The Ahmed Kathrada Foundation comes in front with a call to revive Gandhi’s Tolstoy Farm in South Africa as a legacy project.

The Tolstoy Farm had set up by Mahatma Gandhi as a prosperous commune during his tenure in Johannesburg at the turn of the last century.

During the 27-year-old annual Gandhi Walk event in Indian suburb south of Lenasia, the organizers announced to renew the Tolstoy Farm.

After the destruction of original Gandhi Hall as selling in the 1970’s white minority government, the annual Gandhi Walk event was began as a fundraiser for building a new Gandhi Hall in Lenasia.
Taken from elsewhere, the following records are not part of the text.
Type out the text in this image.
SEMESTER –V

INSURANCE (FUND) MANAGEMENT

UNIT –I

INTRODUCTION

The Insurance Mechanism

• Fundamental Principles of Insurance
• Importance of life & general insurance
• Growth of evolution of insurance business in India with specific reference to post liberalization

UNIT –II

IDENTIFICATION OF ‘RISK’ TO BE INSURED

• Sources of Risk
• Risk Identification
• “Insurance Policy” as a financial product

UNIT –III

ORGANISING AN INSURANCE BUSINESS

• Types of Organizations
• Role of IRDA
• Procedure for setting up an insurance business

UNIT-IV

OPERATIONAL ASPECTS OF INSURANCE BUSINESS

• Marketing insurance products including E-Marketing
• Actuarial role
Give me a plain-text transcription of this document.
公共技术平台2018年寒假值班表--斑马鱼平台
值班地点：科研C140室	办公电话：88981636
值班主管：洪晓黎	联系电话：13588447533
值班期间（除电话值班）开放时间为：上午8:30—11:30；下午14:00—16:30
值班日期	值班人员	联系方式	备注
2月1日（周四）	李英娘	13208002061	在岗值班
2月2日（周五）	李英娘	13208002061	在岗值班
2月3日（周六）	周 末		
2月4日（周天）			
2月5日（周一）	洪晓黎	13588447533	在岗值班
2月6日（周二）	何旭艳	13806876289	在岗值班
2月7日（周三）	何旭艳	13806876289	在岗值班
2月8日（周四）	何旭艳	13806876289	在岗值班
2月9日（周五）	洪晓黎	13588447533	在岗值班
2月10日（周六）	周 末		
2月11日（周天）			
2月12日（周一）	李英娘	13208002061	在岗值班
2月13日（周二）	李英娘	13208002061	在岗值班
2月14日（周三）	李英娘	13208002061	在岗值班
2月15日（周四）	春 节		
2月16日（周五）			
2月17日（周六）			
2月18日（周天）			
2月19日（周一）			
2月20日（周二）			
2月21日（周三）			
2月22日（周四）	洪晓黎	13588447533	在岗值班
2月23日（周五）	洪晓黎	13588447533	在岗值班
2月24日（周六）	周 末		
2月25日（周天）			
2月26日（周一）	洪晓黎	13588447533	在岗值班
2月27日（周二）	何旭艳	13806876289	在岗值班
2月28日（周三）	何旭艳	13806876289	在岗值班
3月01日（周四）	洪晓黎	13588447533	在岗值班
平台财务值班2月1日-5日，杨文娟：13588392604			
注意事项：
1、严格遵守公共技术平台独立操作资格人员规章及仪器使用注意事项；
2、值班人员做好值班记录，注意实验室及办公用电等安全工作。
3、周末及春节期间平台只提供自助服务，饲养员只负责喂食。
Ten kilometers far away from the Gandhi Hall, Tolstoy Farm had build that has fallen into disuse after the last residents left the area in the 1970’s.

Being participated over 2000 people, this walk hosted on Sunday and appealed with the Indian High Commission to support the calls to revive the Gandhi’s Tolstoy Farm.

“We would like to take some further action on this and hope that something works out. Coal India has already assured us that it will be funding the project, so we should take it forward,” Indian Consel-General in Johannesburg Nandan Bhaisora said during talk with media.

Durban-based Ela Gandhi, granddaughter of the Mahatma Gandhi who was one of the participants of Gandhi Walk appreciated the reviving Tolstoy Farm fact and said, “Ideally it would be a nice thing, in terms of drawing people’s attention to it, but looking at the security of the people, the logistics might be difficult.”

It is much difficult for Johannesburg’s people to preserve this site and Tolstoy Farm fell in the “middle of a quarry and it makes it so difficult for people to plan anything” at the time when they are a little island.